Diese Zeit war die Zeit unsrer Herrlichkeit. Es scheint, als wäre die Ehre unsrer gegenwärtigen Reiche, gleich der Stärke Samsons, mit geheimnißreichen Zöpfen verbunden gewesen, vor denen das Schwert Ehrfurcht haben sollte. Wir haben gestattet, daß die unheilige Scheere der Philistäer sie berührte. Die Mode, als eine zweite Dalila, legte ihre Hand an die erhabenen Hüllen, welche den Augen des gemeinen Mannes die Weisheit, und den Tiefsinn der Bemerkungen unsrer Väter entzogen.

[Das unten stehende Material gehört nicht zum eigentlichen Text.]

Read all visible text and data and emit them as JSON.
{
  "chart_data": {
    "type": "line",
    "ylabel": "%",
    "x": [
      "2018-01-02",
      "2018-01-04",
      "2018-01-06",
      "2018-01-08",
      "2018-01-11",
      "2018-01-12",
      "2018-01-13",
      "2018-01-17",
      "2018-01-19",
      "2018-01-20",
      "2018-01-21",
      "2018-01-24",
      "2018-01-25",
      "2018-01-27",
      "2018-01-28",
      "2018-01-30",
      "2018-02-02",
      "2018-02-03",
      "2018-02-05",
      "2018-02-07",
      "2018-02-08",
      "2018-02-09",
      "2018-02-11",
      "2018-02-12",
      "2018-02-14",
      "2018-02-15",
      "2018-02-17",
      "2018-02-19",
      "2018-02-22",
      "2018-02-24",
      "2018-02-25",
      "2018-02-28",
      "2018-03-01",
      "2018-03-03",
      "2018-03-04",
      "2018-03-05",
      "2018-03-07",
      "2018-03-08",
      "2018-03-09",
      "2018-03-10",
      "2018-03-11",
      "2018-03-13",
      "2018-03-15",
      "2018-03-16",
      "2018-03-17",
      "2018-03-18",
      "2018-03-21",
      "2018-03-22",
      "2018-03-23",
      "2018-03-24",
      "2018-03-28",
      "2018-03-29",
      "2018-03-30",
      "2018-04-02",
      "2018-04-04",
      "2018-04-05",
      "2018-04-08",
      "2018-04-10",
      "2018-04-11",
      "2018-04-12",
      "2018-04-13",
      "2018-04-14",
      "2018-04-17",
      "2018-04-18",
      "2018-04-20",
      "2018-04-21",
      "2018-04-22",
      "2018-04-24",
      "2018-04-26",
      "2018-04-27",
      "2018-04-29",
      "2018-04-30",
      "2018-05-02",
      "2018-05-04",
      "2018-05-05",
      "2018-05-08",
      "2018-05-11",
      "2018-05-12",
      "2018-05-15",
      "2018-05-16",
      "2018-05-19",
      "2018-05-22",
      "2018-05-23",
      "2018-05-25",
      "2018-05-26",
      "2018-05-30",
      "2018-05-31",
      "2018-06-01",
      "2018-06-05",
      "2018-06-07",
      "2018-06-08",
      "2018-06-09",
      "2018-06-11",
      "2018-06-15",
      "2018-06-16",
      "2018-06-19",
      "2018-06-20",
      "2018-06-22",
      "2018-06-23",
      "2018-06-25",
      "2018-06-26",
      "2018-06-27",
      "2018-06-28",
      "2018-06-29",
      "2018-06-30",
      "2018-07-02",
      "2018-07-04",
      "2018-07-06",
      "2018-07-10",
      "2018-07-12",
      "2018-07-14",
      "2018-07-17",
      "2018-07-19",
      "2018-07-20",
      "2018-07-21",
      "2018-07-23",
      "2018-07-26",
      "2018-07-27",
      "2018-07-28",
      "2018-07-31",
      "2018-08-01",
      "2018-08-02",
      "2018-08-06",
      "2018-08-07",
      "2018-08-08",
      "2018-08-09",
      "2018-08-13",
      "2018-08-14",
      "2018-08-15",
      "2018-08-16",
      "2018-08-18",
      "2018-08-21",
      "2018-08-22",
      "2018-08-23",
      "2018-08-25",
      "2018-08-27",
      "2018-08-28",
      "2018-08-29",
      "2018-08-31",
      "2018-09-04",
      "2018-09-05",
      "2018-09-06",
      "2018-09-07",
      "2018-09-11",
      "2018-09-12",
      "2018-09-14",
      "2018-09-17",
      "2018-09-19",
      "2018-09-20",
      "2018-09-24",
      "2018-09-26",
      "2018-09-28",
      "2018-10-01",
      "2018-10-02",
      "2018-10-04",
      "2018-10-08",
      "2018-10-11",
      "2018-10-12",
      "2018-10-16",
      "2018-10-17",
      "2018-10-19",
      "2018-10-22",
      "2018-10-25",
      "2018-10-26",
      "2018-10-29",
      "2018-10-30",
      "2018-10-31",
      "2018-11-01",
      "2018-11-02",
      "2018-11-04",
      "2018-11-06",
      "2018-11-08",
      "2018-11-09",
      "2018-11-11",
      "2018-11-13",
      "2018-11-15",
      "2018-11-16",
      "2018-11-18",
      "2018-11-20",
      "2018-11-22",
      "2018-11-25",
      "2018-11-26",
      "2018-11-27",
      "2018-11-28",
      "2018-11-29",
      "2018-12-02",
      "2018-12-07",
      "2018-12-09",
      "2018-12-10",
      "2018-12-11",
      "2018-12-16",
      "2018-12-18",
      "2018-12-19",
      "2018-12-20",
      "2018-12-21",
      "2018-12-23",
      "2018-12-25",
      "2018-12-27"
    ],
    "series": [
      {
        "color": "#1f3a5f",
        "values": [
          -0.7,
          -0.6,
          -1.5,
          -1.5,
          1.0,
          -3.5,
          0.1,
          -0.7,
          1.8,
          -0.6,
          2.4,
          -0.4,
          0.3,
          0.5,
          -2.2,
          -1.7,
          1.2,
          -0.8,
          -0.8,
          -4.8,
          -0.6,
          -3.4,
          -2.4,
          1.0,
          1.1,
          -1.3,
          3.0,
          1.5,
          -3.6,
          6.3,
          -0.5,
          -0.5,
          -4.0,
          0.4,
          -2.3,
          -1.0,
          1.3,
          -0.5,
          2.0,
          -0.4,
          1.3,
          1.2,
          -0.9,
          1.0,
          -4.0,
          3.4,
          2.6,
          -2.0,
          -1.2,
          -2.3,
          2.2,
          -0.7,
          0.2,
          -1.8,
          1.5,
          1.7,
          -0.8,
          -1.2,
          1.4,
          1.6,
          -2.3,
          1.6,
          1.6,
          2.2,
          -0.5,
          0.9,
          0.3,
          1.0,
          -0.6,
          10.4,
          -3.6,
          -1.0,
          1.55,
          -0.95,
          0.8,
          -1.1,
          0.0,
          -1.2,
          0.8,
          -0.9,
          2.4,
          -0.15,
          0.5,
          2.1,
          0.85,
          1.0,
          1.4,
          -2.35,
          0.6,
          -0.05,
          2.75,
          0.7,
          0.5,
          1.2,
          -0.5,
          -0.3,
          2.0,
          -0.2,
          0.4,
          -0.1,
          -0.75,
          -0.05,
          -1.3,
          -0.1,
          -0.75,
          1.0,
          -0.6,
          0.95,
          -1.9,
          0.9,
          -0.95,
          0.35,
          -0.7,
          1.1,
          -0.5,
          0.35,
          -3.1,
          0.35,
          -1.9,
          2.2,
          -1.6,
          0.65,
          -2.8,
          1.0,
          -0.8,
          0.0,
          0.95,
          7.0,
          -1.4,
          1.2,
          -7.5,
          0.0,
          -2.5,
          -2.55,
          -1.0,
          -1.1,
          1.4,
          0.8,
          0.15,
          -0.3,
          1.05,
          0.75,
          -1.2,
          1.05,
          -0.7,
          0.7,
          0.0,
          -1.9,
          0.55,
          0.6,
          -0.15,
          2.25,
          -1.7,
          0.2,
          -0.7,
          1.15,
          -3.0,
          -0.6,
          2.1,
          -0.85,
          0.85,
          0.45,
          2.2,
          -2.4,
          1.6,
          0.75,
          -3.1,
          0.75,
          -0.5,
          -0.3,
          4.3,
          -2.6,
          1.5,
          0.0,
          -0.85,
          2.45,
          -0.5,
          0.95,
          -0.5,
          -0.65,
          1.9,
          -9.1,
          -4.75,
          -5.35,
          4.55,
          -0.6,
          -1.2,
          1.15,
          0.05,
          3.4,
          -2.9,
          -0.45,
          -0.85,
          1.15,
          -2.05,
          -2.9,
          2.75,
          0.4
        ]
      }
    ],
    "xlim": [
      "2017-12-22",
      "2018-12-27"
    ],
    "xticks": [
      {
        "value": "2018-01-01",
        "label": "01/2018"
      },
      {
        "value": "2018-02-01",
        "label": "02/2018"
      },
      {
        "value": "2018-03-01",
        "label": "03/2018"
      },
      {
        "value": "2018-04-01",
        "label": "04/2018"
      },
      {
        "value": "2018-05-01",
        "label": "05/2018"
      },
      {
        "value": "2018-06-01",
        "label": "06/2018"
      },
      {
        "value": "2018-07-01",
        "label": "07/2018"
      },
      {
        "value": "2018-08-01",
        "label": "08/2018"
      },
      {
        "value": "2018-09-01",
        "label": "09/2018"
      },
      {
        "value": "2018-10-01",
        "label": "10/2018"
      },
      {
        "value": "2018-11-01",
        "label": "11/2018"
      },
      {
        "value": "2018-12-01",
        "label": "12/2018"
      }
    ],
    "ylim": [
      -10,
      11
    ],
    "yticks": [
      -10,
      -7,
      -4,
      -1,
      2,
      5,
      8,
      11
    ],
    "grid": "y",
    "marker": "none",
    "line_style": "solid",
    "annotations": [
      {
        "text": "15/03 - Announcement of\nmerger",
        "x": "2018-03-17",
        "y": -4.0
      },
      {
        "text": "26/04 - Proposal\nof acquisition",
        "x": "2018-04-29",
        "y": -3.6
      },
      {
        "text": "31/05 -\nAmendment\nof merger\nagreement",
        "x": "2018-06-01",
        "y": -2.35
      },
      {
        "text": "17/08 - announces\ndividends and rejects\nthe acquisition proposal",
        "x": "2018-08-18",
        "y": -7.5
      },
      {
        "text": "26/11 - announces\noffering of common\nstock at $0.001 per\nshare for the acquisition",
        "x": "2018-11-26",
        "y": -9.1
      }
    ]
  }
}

Man weis auch, was daraus entstanden ist. Nach dieser fatalen Operazion wachten unsre itzigen Völker auf ohne Stärke, und ohne Herzhaftigkeit. Seit dem die kleinen Perücken auf den Köpfen sitzen, brachten sie

denselben nur kleine Einsichten hervor. Die leichten Haaraufsätze ließen die Substanz evaporiren, welche zuvor die weiten Hauptdecken da nährten. Von der Zeit an haben sich unsre Gehirnchen volatilisirt, so wie sich bei ungeschickten Distillirern die Geister flüssiger Körper zerstreuen, wenn der Helm und die Distillirflasche nicht recht wohl verpichet sind.

Das Gebieth der Perücken hat sich also vermindert; aber die Macht ihrer Mutter hat es sich nicht. Mit jedem Tage sieht man noch ihre Fortschritte sich vermehren.

Der Arme dessen Hütte Stroh und Rohr bedeckt,

Erkennet ihre Macht;

Sie wird vom Krieger, nicht vom Thor der Burg verschreckt,

Wo der des Königs wacht.

Aus dem Vorhergesagten sieht man, daß die Kakomonade ein gemeinschaftlicher Feind ist, wider den man sich zu vereinigen hat. Sie macht sich gleich feindlich an den Szepter, und an den Hirtenstab. Der Szepter und der Hirtenstab also müssen gleich eifrig zusammen stehn, sie aus dem Felde zu schlagen. Zu diesem Endzwecke hat man schon verschiedene Mittel versucht, aber alle wenig wirksam, alle unzureichend.